AxolotlEars · 28/05/2026 17:59

Option c

TheLurpackYears · 28/05/2026 18:07

Don’t change a thing. When SD stays at yours, she can continue to have a nice little den down stairs. If mum isn’t happy, she can take your DP to court.
Make it clear you DP needs to get his arse in gear with the spare room before the baby arrives though, it will be way way harder after the birth. And let him handle the communication with his ex.

PurpleThistle7 · 28/05/2026 18:36

Well the first and only priority for now is to get your stepdaughters room sorted out. Appreciate it’s a lot to get done but that situation needs to be resolved.

From then I think you have plenty of time before it becomes an issue - and like you said things might change again anyway. You can have the baby in with you for years yet and assess when that becomes an issue. I really recommend you focus your worries on the shorter term for now. Can anyone help with the bedroom? Friends or family?

CoverLikelyZebra · 28/05/2026 18:55

Can you pay for a home organisation service to come and help you with the stuff in the spare room? That's the immediate problem. We are a household of neurodiverse people who all suffer from task paralysis and we have a magic organising lady who comes once a month and helps us to keep the house from spiralling into chaos. Someone like her would help you. You need to get to the point of having a second usable bedroom ASAP.

Longer term, there isn't going to be a problem for many years yet. Your baby of either sex will have their own room most of the time and when big sis comes to stay she or he can come and sleep in your room - a little ready-bed like www.boots.com/bluey-bedtime-my-first-ready-bed-10378867 or similar will be fine up to age 5 or so. With an 8 year age gap (assuming the due date isn't for a while yet) the two kids are unlikely to be happy sharing a bedroom for long no matter what sex - obviously they can't share while the baby is little and unsettled in the night, and by the time the little one is old enough to share, the older one will have reached the stage at which she really needs more privacy and shouldn't have to share if you can possibly help it - but there is so much time before your little one is too big for a ready-bed in your room that it's silly to worry about it now. If you are lucky you might have a short sweet-spot where they are happy to share for a year or two but a teenage StepDaughter will stop coming to stay if she has to share with a little kid. But - it might be that by then you are in a position to upgrade to a slightly larger house - and worrying about that eventuality while you are still pregnant is ridiculous. Cross that bridge when you come to it.

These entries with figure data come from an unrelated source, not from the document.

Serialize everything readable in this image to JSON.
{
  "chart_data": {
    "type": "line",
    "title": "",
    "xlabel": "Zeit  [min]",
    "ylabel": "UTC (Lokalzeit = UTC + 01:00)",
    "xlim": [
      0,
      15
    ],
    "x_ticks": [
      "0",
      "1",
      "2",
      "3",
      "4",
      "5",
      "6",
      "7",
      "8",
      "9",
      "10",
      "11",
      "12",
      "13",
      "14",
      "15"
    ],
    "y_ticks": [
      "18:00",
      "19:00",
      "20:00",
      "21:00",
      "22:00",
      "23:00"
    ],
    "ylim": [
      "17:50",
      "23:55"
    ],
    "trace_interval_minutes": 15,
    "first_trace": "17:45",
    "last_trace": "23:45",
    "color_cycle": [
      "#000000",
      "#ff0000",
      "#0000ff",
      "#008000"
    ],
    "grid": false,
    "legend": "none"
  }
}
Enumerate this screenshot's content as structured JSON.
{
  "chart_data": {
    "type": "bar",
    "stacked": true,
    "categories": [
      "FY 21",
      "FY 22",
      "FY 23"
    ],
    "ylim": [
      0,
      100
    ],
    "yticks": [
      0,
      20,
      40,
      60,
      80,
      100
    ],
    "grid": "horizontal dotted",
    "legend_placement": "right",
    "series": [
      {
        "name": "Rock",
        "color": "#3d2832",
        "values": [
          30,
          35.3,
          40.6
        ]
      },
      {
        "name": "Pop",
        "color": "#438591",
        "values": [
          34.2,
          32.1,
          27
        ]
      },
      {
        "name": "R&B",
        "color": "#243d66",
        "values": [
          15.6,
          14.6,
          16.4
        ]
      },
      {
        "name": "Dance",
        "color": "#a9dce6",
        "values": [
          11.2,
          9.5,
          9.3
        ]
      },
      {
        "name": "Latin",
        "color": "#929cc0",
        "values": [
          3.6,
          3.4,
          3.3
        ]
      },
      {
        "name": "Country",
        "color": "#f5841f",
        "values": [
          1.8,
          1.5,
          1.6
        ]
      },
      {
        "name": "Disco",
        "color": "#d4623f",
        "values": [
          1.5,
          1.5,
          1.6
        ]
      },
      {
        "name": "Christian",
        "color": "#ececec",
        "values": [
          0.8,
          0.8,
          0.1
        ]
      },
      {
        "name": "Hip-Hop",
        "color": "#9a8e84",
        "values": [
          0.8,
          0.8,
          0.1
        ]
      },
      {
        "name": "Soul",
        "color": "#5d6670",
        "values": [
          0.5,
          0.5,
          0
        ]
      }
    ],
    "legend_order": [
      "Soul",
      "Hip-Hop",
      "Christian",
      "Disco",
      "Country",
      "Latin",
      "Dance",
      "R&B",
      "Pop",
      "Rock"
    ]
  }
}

You don't want the father of your child to be a shit dad to his older child, because what goes around comes around and he will be just as shit to his younger child if he decides that being a shit dad is acceptable. But it's HIS responsibility to work hard and earn what is needed to support and house both his children - NOT yours.

Onlythesaneones · 28/05/2026 19:03

Just concentrate on getting the room cleared for the child that exists now. Why is your DH not doing this after work? You could hire a lock up for a month to store all the stuff. I've moved house many times as a single parent and every time I worked Into the night to sort the property for my child, starting on his bedroom. I redecorated my current house entirely in 5 weeks whilst working full time. Your DH needs to get a move on with that.
Longer term you'll need a bigger property if the children are opposite sex but that is years down the line as new baby can sleep in with you.

kittykat112358 · 28/05/2026 23:10

WallaceinAnderland · 27/05/2026 18:20

I would just keep the arrangements as they are. SD is only there every other weekend, so 4 nights out of 30.

Most of the time she only stays Saturday night, due to school routine etc. We go to her grandads house quite frequently, as well as her other grandparents, so the absolute maximum she is at our house is 2 nights per month, but on average she only really stays one night every couple of months. She is really close with my partners brothers children who live really close to her grandad so all the kids spend most holidays and weekends at their grandads house together. I think I’m worrying too early and need to see what our routine will become.